Die WHO unterstützt Kenias Verbot von E-Zigaretten und Nikotinbeuteln

Dec 15, 2023

Nach Angaben des Kenyan Star vom 14. Dezember hat die Weltgesundheitsorganisation (WHO) ihre Unterstützung für Kenias Vorschlag zum Verbot von E-Zigaretten und Nikotinbeuteln zum Ausdruck gebracht und erklärt, dass es „warnende Beweise“ für die zerstörerischen Auswirkungen dieser Produkte auf die Gesundheit gebe.
Im September 2022 schlug die nominierte Senatorin Catherine Mumma einen Antrag vor, elektronische Zigaretten und neue Produkte zur Nikotinabgabe zu verbieten oder streng zu regulieren. Senatoren unterstützen den Antrag und weisen darauf hin, dass Nikotinmissbrauch und der zunehmende Gebrauch von E-Zigaretten durch Minderjährige und Studenten eine Bedrohung für die Gesellschaft darstellen. Obwohl der Schaden dieser Produkte nachgewiesen ist, werden sie in kenianischen Geschäften öffentlich ausgestellt und in sozialen Medien beworben.
Am Donnerstag, dem 14. Dezember, wies die Weltgesundheitsorganisation die Behauptungen von Befürwortern von Nikotinprodukten zurück und behauptete, diese Produkte könnten Rauchern traditioneller Zigaretten helfen, mit dem Rauchen aufzuhören.
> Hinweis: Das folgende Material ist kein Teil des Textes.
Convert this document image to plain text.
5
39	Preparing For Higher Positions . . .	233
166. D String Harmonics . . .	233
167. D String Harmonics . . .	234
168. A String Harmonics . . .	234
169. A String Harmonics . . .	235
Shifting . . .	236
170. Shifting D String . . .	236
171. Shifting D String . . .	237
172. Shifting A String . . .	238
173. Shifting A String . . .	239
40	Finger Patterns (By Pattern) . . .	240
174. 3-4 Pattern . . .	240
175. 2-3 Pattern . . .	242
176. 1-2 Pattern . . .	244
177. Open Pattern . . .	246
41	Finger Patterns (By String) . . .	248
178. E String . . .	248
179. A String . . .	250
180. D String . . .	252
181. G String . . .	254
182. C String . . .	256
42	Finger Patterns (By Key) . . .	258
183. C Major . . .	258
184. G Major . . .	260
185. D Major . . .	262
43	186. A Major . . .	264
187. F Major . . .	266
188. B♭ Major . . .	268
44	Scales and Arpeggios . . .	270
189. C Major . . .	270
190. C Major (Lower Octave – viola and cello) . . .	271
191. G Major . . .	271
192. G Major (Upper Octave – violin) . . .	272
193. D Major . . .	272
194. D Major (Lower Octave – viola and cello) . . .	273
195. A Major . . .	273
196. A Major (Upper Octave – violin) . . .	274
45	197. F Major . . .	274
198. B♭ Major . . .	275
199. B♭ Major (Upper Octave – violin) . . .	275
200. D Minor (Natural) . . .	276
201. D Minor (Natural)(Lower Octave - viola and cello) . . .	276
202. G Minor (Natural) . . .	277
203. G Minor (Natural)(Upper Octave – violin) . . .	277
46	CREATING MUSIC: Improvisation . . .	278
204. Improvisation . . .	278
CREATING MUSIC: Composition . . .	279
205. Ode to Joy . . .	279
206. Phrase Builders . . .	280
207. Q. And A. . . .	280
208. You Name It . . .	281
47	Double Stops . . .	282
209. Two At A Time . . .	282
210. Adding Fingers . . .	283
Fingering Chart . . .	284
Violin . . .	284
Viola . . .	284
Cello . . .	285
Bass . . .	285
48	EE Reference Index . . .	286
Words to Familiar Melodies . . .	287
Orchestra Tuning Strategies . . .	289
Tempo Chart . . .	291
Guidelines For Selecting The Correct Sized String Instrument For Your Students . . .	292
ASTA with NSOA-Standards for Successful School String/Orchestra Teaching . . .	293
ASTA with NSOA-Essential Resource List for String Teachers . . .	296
Die Weltgesundheitsorganisation erklärte in einer Erklärung:
„Es sind dringend Maßnahmen zur Kontrolle von E-Zigaretten erforderlich, um Kinder und Nichtraucher zu schützen und ihre Gesundheitsrisiken für die Bevölkerung zu minimieren. Aus demografischer Sicht haben E-Zigaretten als Verbraucherprodukte keine wirksamen Auswirkungen darauf gezeigt, Menschen bei der Raucherentwöhnung zu helfen.“ Im Gegenteil, es gibt einige warnende Hinweise auf die negativen Auswirkungen von E-Zigaretten auf die Gesundheit der Bevölkerung.“
Die Organisation veröffentlichte außerdem einen technischen Hinweis, in dem sie zu weltweiten Maßnahmen gegen E-Zigaretten aufruft. Derzeit verbieten 34 Länder den Verkauf von E-Zigaretten, 88 Länder haben kein Mindestalter für den Kauf von E-Zigaretten und 74 Länder haben keine Vorschriften für diese schädlichen Produkte.
Dr. Tedros Adhanom Ghebreyesus, Generaldirektor der Weltgesundheitsorganisation, sagte: „Kinder werden angeworben und gefangen, um E-Zigaretten zu konsumieren, was zu einer Nikotinabhängigkeit führen kann. Ich fordere die Länder auf, strenge Maßnahmen zu ergreifen, um die Verbreitung von E-Zigaretten zu verhindern.“ Zigaretten zum Schutz der Bürger, insbesondere von Kindern und Jugendlichen.“
Auch die Kenya Tobacco Control Alliance (Ketca) unterstützt ein Verbot dieser Produkte. „Wir haben Beweise dafür, dass Händler von Tabakprodukten und anderen Nikotinprodukten durch gezielte Werbung Grundschulkinder anwerben, und wir müssen ein umfassendes Verbot dieser Produkte durchsetzen“, sagte Joel Gitali, Vorsitzender eines nationalen Netzwerks, das sich der Interessenvertretung für die Gesundheit widmet Zivilgesellschaft.
Nun wartet der kenianische Senat auf einen Gesetzesvorschlag zur Kontrolle elektronischer Zerstäuber und anderer Produkte zur Nikotinabgabe.